Sydney-based startup Vistr launched last year and is looking to pivot from just being a cashflow management tool to becoming a low friction loan application service for small businesses.
“We’re testing a few monetisation strategies at the moment,” Vistr founder Jeremy Kwong-Law told Business Insider.
“We’re building a relationship with lenders, [to determine] how do we facilitate that really cool, low friction application process where you click the button and get the money that you need.”
Recently graduating from Telstra’s Muru-D, the private school version of accelerators, the cashflow management platform is a free add on aimed at helping small business forecast and plan capital availability in Xero’s accounting software.
“Our core proposition is how do you help a small business manage cash flow. The first thing is understanding when cash comes in and out. The next thing is optimising, getting cash in the door quicker, paying it out later.
“The last step is that we’ve seen 42% of our users have a loan or credit facility that helps them manage their cash flow, so getting towards the concept of a new generation loan broker to connect them to lenders.”

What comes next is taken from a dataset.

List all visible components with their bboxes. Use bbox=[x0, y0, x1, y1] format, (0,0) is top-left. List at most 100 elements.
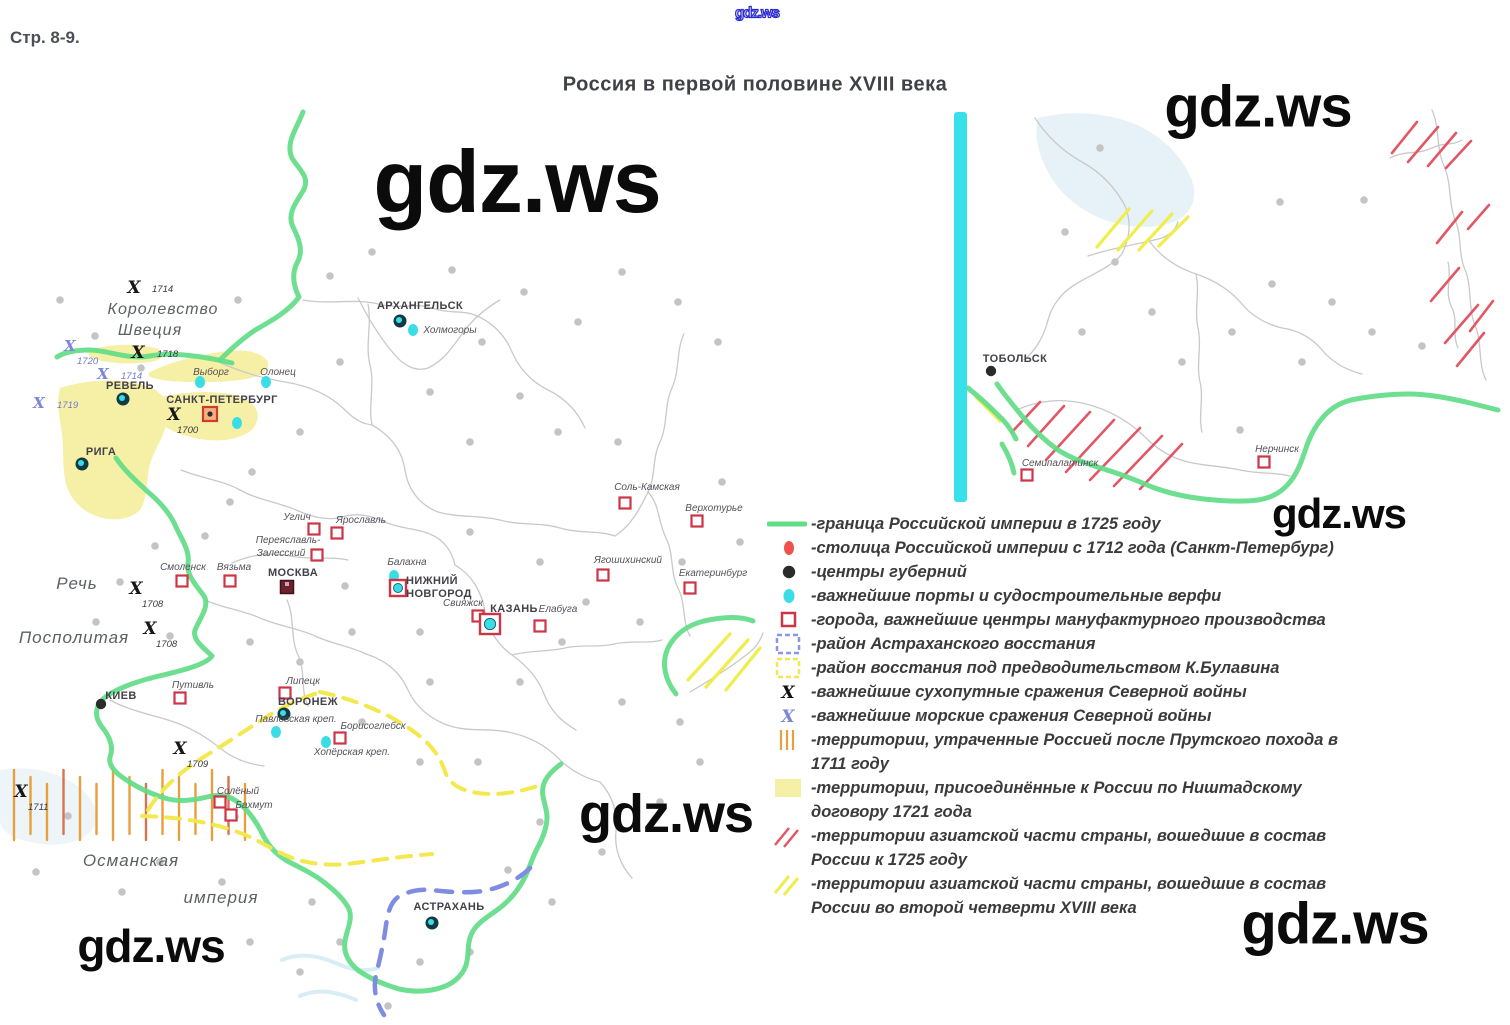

After working at Macquarie Bank and Rabbo Bank as an analyst, Kwong-Law came up with the idea to help smaller companies manage their cashflow in the same way big companies do but without a lot of fuss.
The startup has taken on just over $100,000 in funding and is in the middle of doing another $80,000 raising to develop the product further.
One issue with relying on big companies for your business model is you’re exposed to any changes they decide to make. To limit the risk, Kwong-Law said you have to connect to more than one source of data.
“It’s absolutely imperative for us to connect to more sources of data,” he said, adding they are “having conversations with other accounting platforms”.
“Xero is our first integration, we’re also going to MYOB, QuickBooks Online, Saasu, Reckon – over time.”
But as other startups will sympathise, even though the API’s are similar, finalising the connections takes time.
“For us it’s a resource issue,” Kwong-Law said, adding “We’re absolutely committed to building a revenue channel but profit is not going to come for a long time because we’ll reinvest it.”
In the short term, Vistr will be moving out of its space at Muru-D and into a space at the Australian Technology Park as it searches for a suitable co-working facility.